意味が分からない言葉が飛び出した。今日は理解不能な文章ばかり言われる日だ。

 私が借金取りに連れていかれそうになったところを、玲が来て肩代わりしてくれた。だからあいつらはいなくなり、代わりに私は玲と結婚した。それは間違いないはずなのに、一体どういうことだろう。

「どういう意味? だって、三千万の肩代わりしてくれたから、あいつらはいなくなったんでしょ?」

 私が詰め寄ると、玲は項垂れた。そして、ぽつりぽつりと真実を言ってくれた。

「……あいつらはどう見ても、ちゃんとした金貸しじゃなかったろ。借用書見ても明らかだった。闇金ってやつだな、舞香の父親はそこから借りたんだろう」

「それは私も分かってた」

「知ってるか、法外な金貸しをしてるやつらへの借金の返済義務はないんだ」

 頭の中が真っ白になった。ぼんやりと、馬顔と髭面を思い出す。ガラの悪い二人だった。

「……どういうこと?」

「俺はあの日、お前のアパートの外で、借金を代わりに支払ったわけじゃない。法外な金貸しであることを指摘して、うちの顧問弁護士の名前を言ってやっただけだ。相手は渋ったが、とりあえずは撤退した方がいいと思ったんだろう。そもそも、借金作ったのはお前じゃなくて父親だしな。リスクを犯して舞香から取り立てるより、父親を探し出した方がいいと思ったのかもしれない」

 そういえば、私の目の前で肩代わりをしてくれたわけではない。玲は奴らを連れて一旦廊下へ出た。そして帰ってきた時には、もう奴らがいなくなった後だった。

「……借金は、ない?」

「それでも相手が諦めない可能性もあったから、弟はすぐさま引っ越しさせた」

「急な引っ越しの理由には、そんな背景もあったの……」

 確かに、勇太は知らぬ間に違う家へ引っ越しを済ませていた。
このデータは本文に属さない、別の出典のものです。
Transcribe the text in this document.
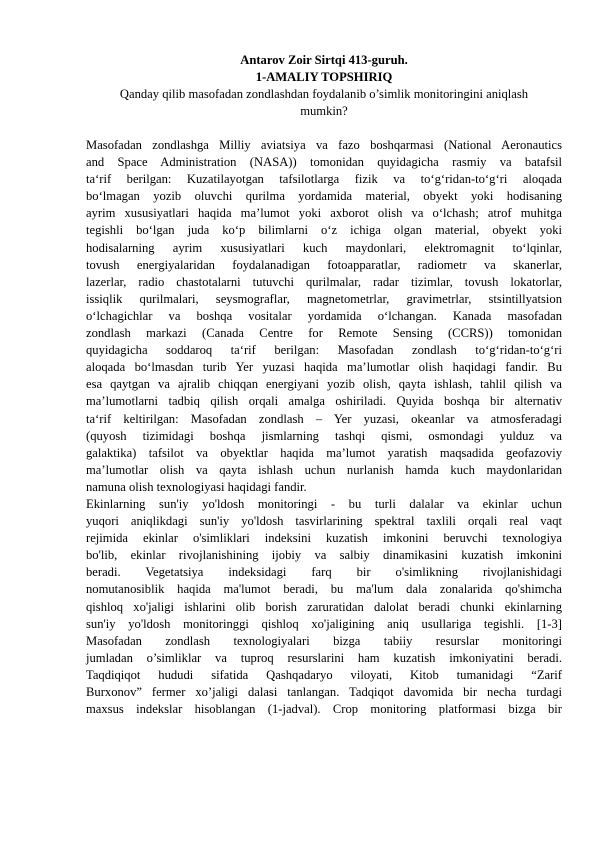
Antarov Zoir Sirtqi 413-guruh.
1-AMALIY TOPSHIRIQ
Qanday qilib masofadan zondlashdan foydalanib o’simlik monitoringini aniqlash
mumkin?
Masofadan zondlashga Milliy aviatsiya va fazo boshqarmasi (National Aeronautics
and Space Administration (NASA)) tomonidan quyidagicha rasmiy va batafsil
ta‘rif berilgan: Kuzatilayotgan tafsilotlarga fizik va to‘g‘ridan-to‘g‘ri aloqada
bo‘lmagan yozib oluvchi qurilma yordamida material, obyekt yoki hodisaning
ayrim xususiyatlari haqida ma’lumot yoki axborot olish va o‘lchash; atrof muhitga
tegishli bo‘lgan juda ko‘p bilimlarni o‘z ichiga olgan material, obyekt yoki
hodisalarning ayrim xususiyatlari kuch maydonlari, elektromagnit to‘lqinlar,
tovush energiyalaridan foydalanadigan fotoapparatlar, radiometr va skanerlar,
lazerlar, radio chastotalarni tutuvchi qurilmalar, radar tizimlar, tovush lokatorlar,
issiqlik qurilmalari, seysmograflar, magnetometrlar, gravimetrlar, stsintillyatsion
o‘lchagichlar va boshqa vositalar yordamida o‘lchangan. Kanada masofadan
zondlash markazi (Canada Centre for Remote Sensing (CCRS)) tomonidan
quyidagicha soddaroq ta‘rif berilgan: Masofadan zondlash to‘g‘ridan-to‘g‘ri
aloqada bo‘lmasdan turib Yer yuzasi haqida ma’lumotlar olish haqidagi fandir. Bu
esa qaytgan va ajralib chiqqan energiyani yozib olish, qayta ishlash, tahlil qilish va
ma’lumotlarni tadbiq qilish orqali amalga oshiriladi. Quyida boshqa bir alternativ
ta‘rif keltirilgan: Masofadan zondlash – Yer yuzasi, okeanlar va atmosferadagi
(quyosh tizimidagi boshqa jismlarning tashqi qismi, osmondagi yulduz va
galaktika) tafsilot va obyektlar haqida ma’lumot yaratish maqsadida geofazoviy
ma’lumotlar olish va qayta ishlash uchun nurlanish hamda kuch maydonlaridan
namuna olish texnologiyasi haqidagi fandir.
Ekinlarning sun'iy yo'ldosh monitoringi - bu turli dalalar va ekinlar uchun
yuqori aniqlikdagi sun'iy yo'ldosh tasvirlarining spektral taxlili orqali real vaqt
rejimida ekinlar o'simliklari indeksini kuzatish imkonini beruvchi texnologiya
bo'lib, ekinlar rivojlanishining ijobiy va salbiy dinamikasini kuzatish imkonini
beradi. Vegetatsiya indeksidagi farq bir o'simlikning rivojlanishidagi
nomutanosiblik haqida ma'lumot beradi, bu ma'lum dala zonalarida qo'shimcha
qishloq xo'jaligi ishlarini olib borish zaruratidan dalolat beradi chunki ekinlarning
sun'iy yo'ldosh monitoringgi qishloq xo'jaligining aniq usullariga tegishli. [1-3]
Masofadan zondlash texnologiyalari bizga tabiiy resurslar monitoringi
jumladan o’simliklar va tuproq resurslarini ham kuzatish imkoniyatini beradi.
Taqdiqiqot hududi sifatida Qashqadaryo viloyati, Kitob tumanidagi “Zarif
Burxonov” fermer xo’jaligi dalasi tanlangan. Tadqiqot davomida bir necha turdagi
maxsus indekslar hisoblangan (1-jadval). Crop monitoring platformasi bizga bir
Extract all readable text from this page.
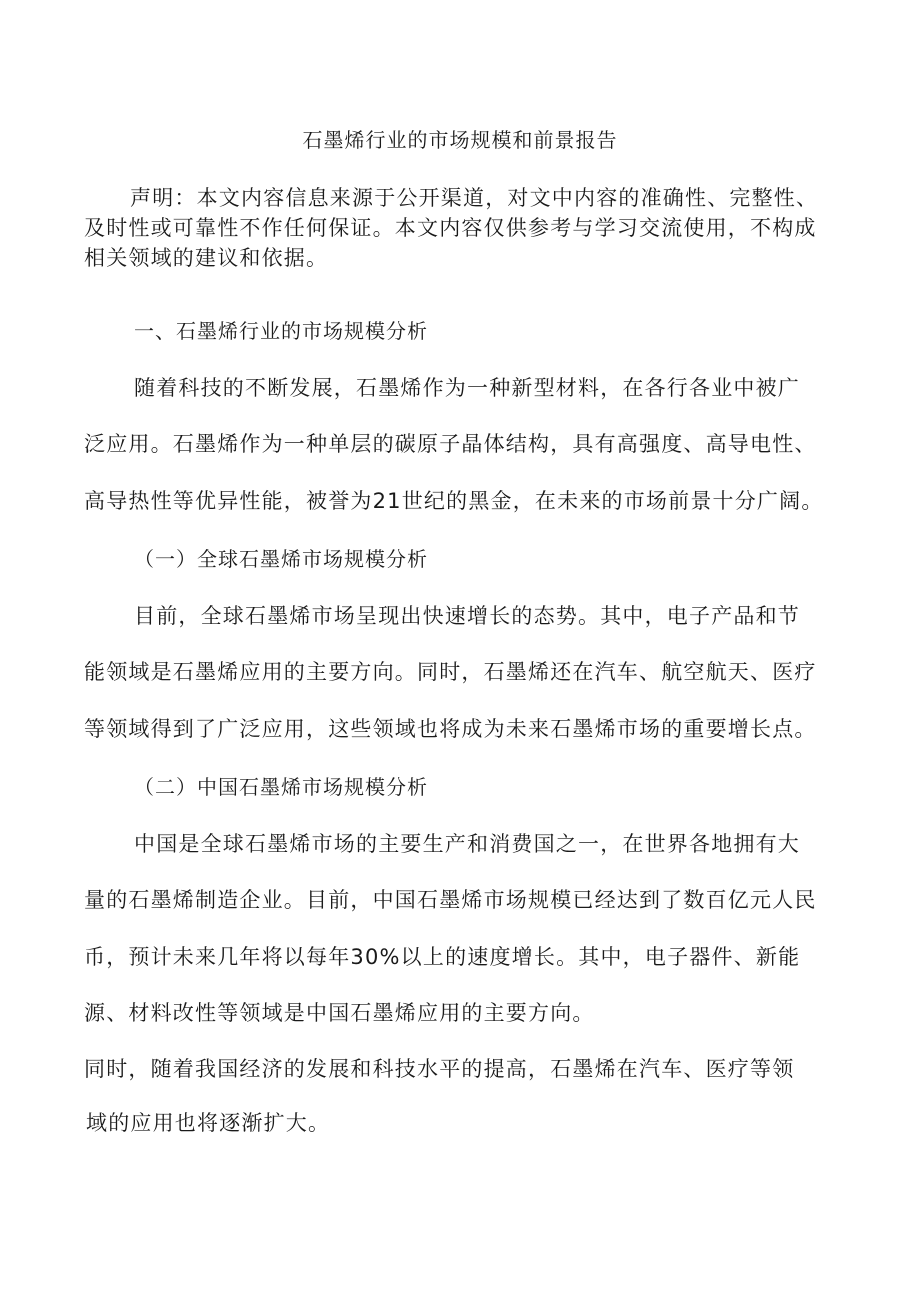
石墨烯行业的市场规模和前景报告
声明：本文内容信息来源于公开渠道，对文中内容的准确性、完整性、
及时性或可靠性不作任何保证。本文内容仅供参考与学习交流使用，不构成
相关领域的建议和依据。
一、石墨烯行业的市场规模分析
随着科技的不断发展，石墨烯作为一种新型材料，在各行各业中被广
泛应用。石墨烯作为一种单层的碳原子晶体结构，具有高强度、高导电性、
高导热性等优异性能，被誉为21世纪的黑金，在未来的市场前景十分广阔。
（一）全球石墨烯市场规模分析
目前，全球石墨烯市场呈现出快速增长的态势。其中，电子产品和节
能领域是石墨烯应用的主要方向。同时，石墨烯还在汽车、航空航天、医疗
等领域得到了广泛应用，这些领域也将成为未来石墨烯市场的重要增长点。
（二）中国石墨烯市场规模分析
中国是全球石墨烯市场的主要生产和消费国之一，在世界各地拥有大
量的石墨烯制造企业。目前，中国石墨烯市场规模已经达到了数百亿元人民
币，预计未来几年将以每年30%以上的速度增长。其中，电子器件、新能
源、材料改性等领域是中国石墨烯应用的主要方向。
同时，随着我国经济的发展和科技水平的提高，石墨烯在汽车、医疗等领
域的应用也将逐渐扩大。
玲の妻の家族がぼろ家じゃよくない、という彼の言い分を信じていたが、他にも理由があったらしい。私はまるで気づかなかった。

 玲は叱られた子供のような顔をしながら、私に深く頭を下げた。

「言い訳になるとは思ってるけど、一年後にはちゃんと事実を話して三千万は渡すつもりだった。あの頃、俺はとにかく早く自分と結婚してくれる相手を見つけ出したくて、あの状況にいた舞香を利用したんだ。借金を肩代わりしたなんて嘘を言って、舞香がこの仕事を断れなくなるように仕向けた……クズみたいな人間なんだ」

「それが……玲が言ってた隠してたこと?」

 彼は頭を上げ、小さく頷いた。そして、苦笑いしながら続ける。

「最初は本当にビジネスバートなーとして舞香と過ごしてたけど……あっという間にそれを乗り越えて意識し始めてる自分がいて。あのパーティーで必死に誰かを救おうとしてる姿や、何にもへこたれない姿を見て、とっくに女性として好きになってた」

「えっ」

 自分の口から声が漏れた。玲は少しだけ目を細める。

「それまで平気で隣で寝てたのに、そんなことすら出来なくなってずっとリビングで自分は寝てた。お前は全然意識してなさそうだったけど」

 ぎょっとして大きな声をあげてしまった。知らなかった事実にびっくりだ。

「玲、ずっとリビングで寝てたの!? 貧乳には興味ないって言ってたじゃん!」

「馬鹿! どうでもいい女の貧乳は興味なくても、好きな女の貧乳は別もんだろ! 貧乳にも色々あんだよ!」

「貧乳連呼すな!」

「お前が言い出したんだろ!」

 なぜかくだらないことで言い合いになり、はっとする。こんなことを言いあっている場合ではないと、お互い慌てて軌道修正した。玲は咳ばらいをし、すぐ弱々しい声になる。

「お前は俺よりずっと圭吾の方が気に入ってるみたいだったし……何より、騙してこんなことをさせてる俺に、気持ちを伝える資格はないと思ってて。一度全部洗いざらい告白しようと思ってたんだ。なのになかなか言い出せず、仕舞い目には抑えきれず手を先にだして……」

 あの玲が、しおしおと小さくなっている。こんな玲を見るのは初めての事だった。いつだって自信に満ちて性悪で、口が悪いこの男が、まるで子供のようだった。そんな新しい顔を、どこか可愛いと思っている自分がいた。

 そうだったのか、だからごめんと謝っていたのか。私に隠し事をしたままキスしてしまった罪悪感を勝手に感じていたのだ。

 そして頭を冷やしたくて少し距離を置いたのだろう。どう私に話そうかゆっくり考えたかったのかもしれない。

 確かに、彼は私に嘘をついていた。それは紛れもない事実だ。でも、それを自分で責めている玲を、私は叱ることなんて出来なかった。